Abstract
If it is certainly too early to answer the different questions which we have asked in this presentation, we can at least resume and analyse many points in the analysis of the facts which we have examined.
— The first would be to underline the importance of psycho-pharmacology in modern psychiatry. The example which we have chosen today shows that it constitutes an important approach for the understanding of the neuroses, as well as for those of the psychoses.
— A second point concerns particularly those neuroleptic drugs in which we have been interested since their discovery. The observation which we have reported shows that all types of stages intermediary between the truly neurological reaction and those psychomotor manifestations produced by the drug, from Parkinsonism to the hysteroid reactions, from the excito-motor syndromes to catalepsy exist, and it is impossible to establish limits.
— A third point touches on the problem of hysteria, considered not as a disease but as a type of reaction inequally developed in various patients. If it is presently impossible to completely equate in a pure and simple manner the hysteroid states of organic origin, or of pharmacological origin, with the neurotic reaction, it is also difficult to believe that the similarities between these are completely fortuitous. In particular, we have seen that the psycho-motor reactions undergone by the patient, under the influence of the medication, produces a rupture in the unity of volition, alterations in the level of awareness, and in the field of consciousness; increase in suggestibility, and even produces infantilism, which elements have in the past been regarded as the essential components of the hysterical mentality. That which is missing is the mythomania and, in part, the symbolic and verbal expression of the affective disorder.

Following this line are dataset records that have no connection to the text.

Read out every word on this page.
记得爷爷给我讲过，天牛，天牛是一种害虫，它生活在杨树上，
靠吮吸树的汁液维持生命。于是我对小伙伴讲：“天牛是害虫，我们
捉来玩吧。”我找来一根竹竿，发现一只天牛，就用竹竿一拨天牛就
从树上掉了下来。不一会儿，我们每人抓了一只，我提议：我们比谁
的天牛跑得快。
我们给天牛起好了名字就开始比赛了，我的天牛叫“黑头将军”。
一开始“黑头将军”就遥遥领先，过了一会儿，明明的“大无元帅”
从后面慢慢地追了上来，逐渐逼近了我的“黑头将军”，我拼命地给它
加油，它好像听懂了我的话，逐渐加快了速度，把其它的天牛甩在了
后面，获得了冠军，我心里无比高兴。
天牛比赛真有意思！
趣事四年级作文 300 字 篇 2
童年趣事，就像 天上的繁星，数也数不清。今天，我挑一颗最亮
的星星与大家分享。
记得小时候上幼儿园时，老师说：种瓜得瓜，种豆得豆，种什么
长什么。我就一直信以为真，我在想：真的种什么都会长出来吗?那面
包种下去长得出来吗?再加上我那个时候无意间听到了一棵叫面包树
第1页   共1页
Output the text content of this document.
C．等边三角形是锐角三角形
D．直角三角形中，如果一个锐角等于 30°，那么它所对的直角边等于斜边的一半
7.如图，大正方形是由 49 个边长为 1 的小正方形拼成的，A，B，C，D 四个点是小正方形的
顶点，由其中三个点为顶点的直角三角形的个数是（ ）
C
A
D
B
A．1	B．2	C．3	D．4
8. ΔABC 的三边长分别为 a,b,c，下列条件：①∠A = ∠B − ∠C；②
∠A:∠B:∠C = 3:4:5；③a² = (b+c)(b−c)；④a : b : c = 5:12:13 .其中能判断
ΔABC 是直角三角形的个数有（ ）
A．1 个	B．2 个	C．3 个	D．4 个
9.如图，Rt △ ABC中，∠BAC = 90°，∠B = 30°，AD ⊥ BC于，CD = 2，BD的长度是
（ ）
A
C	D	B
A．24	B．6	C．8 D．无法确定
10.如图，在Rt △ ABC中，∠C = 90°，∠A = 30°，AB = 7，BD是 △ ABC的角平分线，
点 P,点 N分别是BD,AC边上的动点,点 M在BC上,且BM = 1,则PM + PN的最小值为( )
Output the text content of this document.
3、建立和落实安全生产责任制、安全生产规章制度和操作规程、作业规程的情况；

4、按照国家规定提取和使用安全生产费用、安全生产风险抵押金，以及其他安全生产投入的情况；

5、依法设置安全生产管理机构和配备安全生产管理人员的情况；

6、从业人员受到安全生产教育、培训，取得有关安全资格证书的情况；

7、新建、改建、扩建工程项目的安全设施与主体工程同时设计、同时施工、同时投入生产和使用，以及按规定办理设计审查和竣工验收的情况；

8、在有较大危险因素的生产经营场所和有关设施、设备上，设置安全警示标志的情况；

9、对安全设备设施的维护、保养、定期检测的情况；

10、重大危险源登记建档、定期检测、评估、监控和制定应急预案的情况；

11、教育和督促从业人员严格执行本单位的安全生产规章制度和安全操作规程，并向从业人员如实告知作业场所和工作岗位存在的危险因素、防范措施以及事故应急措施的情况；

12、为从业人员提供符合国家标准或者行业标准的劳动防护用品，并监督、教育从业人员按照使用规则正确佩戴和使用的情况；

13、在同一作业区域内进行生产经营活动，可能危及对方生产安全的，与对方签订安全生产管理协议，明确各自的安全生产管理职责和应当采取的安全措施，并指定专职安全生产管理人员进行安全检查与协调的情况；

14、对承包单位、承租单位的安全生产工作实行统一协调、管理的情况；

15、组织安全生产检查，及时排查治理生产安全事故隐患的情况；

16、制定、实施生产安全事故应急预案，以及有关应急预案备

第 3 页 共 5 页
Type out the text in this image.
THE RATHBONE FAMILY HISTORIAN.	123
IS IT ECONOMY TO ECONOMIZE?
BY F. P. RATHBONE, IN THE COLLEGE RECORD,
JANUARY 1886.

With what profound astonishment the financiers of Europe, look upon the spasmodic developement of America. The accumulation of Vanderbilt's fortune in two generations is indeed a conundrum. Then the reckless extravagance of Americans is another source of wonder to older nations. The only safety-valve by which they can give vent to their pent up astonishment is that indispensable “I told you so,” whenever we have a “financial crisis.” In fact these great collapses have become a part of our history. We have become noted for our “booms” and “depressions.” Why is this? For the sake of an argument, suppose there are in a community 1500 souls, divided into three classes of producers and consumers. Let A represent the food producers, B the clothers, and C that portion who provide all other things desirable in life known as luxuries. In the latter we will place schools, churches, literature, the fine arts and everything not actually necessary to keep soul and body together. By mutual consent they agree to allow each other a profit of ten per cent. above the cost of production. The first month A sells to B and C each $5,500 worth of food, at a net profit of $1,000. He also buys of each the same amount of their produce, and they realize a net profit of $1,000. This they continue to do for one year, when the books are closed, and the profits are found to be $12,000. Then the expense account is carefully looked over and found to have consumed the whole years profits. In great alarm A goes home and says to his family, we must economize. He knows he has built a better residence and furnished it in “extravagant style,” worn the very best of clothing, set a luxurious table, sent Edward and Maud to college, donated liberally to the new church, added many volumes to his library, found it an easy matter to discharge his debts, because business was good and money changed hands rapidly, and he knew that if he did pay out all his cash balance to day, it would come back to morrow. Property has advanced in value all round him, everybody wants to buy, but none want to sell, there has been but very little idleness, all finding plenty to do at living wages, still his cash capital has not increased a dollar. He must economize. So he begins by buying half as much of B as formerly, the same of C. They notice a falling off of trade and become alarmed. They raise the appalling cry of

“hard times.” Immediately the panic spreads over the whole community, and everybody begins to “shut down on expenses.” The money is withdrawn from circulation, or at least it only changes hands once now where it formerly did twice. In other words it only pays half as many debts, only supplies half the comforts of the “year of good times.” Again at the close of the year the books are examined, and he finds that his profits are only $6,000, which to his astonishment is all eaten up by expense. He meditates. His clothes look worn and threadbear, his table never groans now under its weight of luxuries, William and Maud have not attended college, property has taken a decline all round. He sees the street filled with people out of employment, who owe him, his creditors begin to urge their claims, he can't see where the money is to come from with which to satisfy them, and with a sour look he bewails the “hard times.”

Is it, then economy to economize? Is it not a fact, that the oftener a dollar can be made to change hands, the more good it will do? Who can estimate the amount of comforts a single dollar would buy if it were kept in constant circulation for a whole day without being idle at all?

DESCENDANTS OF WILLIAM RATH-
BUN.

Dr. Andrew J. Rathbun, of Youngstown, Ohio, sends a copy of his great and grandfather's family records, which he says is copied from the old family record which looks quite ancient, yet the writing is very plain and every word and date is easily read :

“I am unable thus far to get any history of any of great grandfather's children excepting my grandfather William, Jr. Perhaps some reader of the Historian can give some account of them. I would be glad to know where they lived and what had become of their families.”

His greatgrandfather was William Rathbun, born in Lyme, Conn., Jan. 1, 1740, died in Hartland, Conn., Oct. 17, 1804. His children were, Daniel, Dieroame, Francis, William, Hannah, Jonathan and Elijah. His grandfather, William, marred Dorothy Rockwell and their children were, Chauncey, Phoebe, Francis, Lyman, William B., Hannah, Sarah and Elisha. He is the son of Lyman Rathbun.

Or, in other words, there are two aspects of hysteria: One is the utilization of the symptom by the patient for secondary gain; the other is the derangement suffered due to certain nervous disequilibrium. The study of the hysteroid side effects permits a better understanding of this last aspect, which in certain cases seems to be primordial. For if it sometimes seems that the hysteric develops and plays on his symptoms, it must not be forgotten that he is also victimized by them.